As alarming as these developments are, excess death estimates provide a dramatic insight into the grim nature of this pandemic that the official mortality figures have been underestimated and covered up. Furthermore, they suggest the devastation to be expected as the policy of herd immunity is being prosecuted with impunity by the White House with the full support of both Republican and Democratic officials at the local, state and federal levels.

The latest upsurge in COVID-19 in the United States is focused in the Midwest, with the worst impact in areas where state governments either never enforced lockdowns very strictly or did not impose them at all.

In Kansas, for example, rural Norton County is now the hardest hit in the state. The county health department announced that an outbreak at the Andbe Home, a private nursing facility, has led to the infection of all 62 residents with COVID-19, with 10 deaths. Another 22 staff members have tested positive, and the entire work force is now being tested.

This is a horrible throwback to one of the worst features of the initial outbreak in the spring, which ripped through nursing homes in states like New York, New Jersey, Massachusetts and Michigan, in many instances, because elderly people infected with coronavirus were transferred from hospitals back to their nursing homes, where they infected many more.

Though the nursing home residents account for about one half of one percent of the US population, they accounted for 40 percent of all deaths in the initial stage of the pandemic. Contrary to the advocates of “herd immunity” who claim in a recent document, the Great Barrington Declaration, that there can be “focused protection” of the most vulnerable in the population while the majority become infected, the reality is that the elderly and those with compromised immune systems and comorbidities will die at horrific rates.

In Wisconsin, the Department of Health Services reported that the seven-day moving average has risen from 700 daily cases in early September to 3,287 this week, more than quadrupling in a little more than a month. There are now 1,190 hospitalized patients, with 299 in the ICU.

Matthew Heywood, CEO and president at the Aspirus health system in Wausau, Wisconsin, told the Milwaukee Journal-Sentinel, “We have been adding a lot of beds. We have about 98 beds throughout the system that are COVID-designated. We only have about 18 left, so that means we have about 80 people in COVID right now that are pretty sick. … I think the thing that’s most painful for them [hospital workers] right now, and most challenging for them, is while they’re working their butts off—and they’re working hard—it’s the fact that they don’t know if the community sees how serious it is. They see the politicization of it, and they see the repercussions of what’s happening when they do their job every day. And they’re watching people die.”

There is a resurgence of COVID-19 along the East Coast as well, tied to the reopening of public schools. On Wednesday, Boston Public School Superintendent Brenda Cassellius announced that the district was halting the phased school reopening that began October 1 because the citywide COVID-19 positivity rate had hit 5.7 percent, well above the 4 percent threshold. Massachusetts has seen a 16 percent rise to nearly 1,000 daily cases. Deaths and hospitalizations have also started their ascent.

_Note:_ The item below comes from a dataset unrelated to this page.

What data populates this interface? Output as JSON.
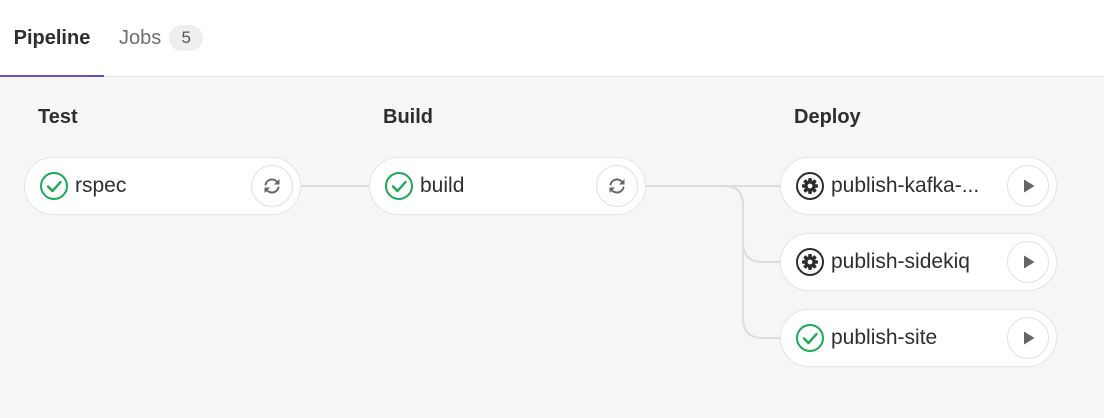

Thirty-nine states and the District of Columbia have seen a rise in COVID daily cases. Hot spots across the nation include counties in South Dakota, Kansas, Montana, Wisconsin, and Nebraska. Hospitalizations surpassed 40,000 yesterday, from a low of 28,608 on September 20.

To place the present pandemic in the US in its historical perspective, the H2N2 Influenza pandemic in 1957 killed about 116,000, and the 1967 H3N2 (Hong Kong) flu pandemic killed approximately 100,000 Americans. The Spanish flu of 1918 killed 675,000 in the US when the population was 103 million, about 0.6 percent of the total population.

Current projections place the number of deaths from COVID-19 at 316,000 by January 1, which would suggest that the excess deaths will be more than 400,000. According to a recent study, estimates indicate that US life expectancy for 2020 will decline by 1.41 years—a colossal drop in a figure which has been worsening in recent years, but more slowly because of the opioid crisis.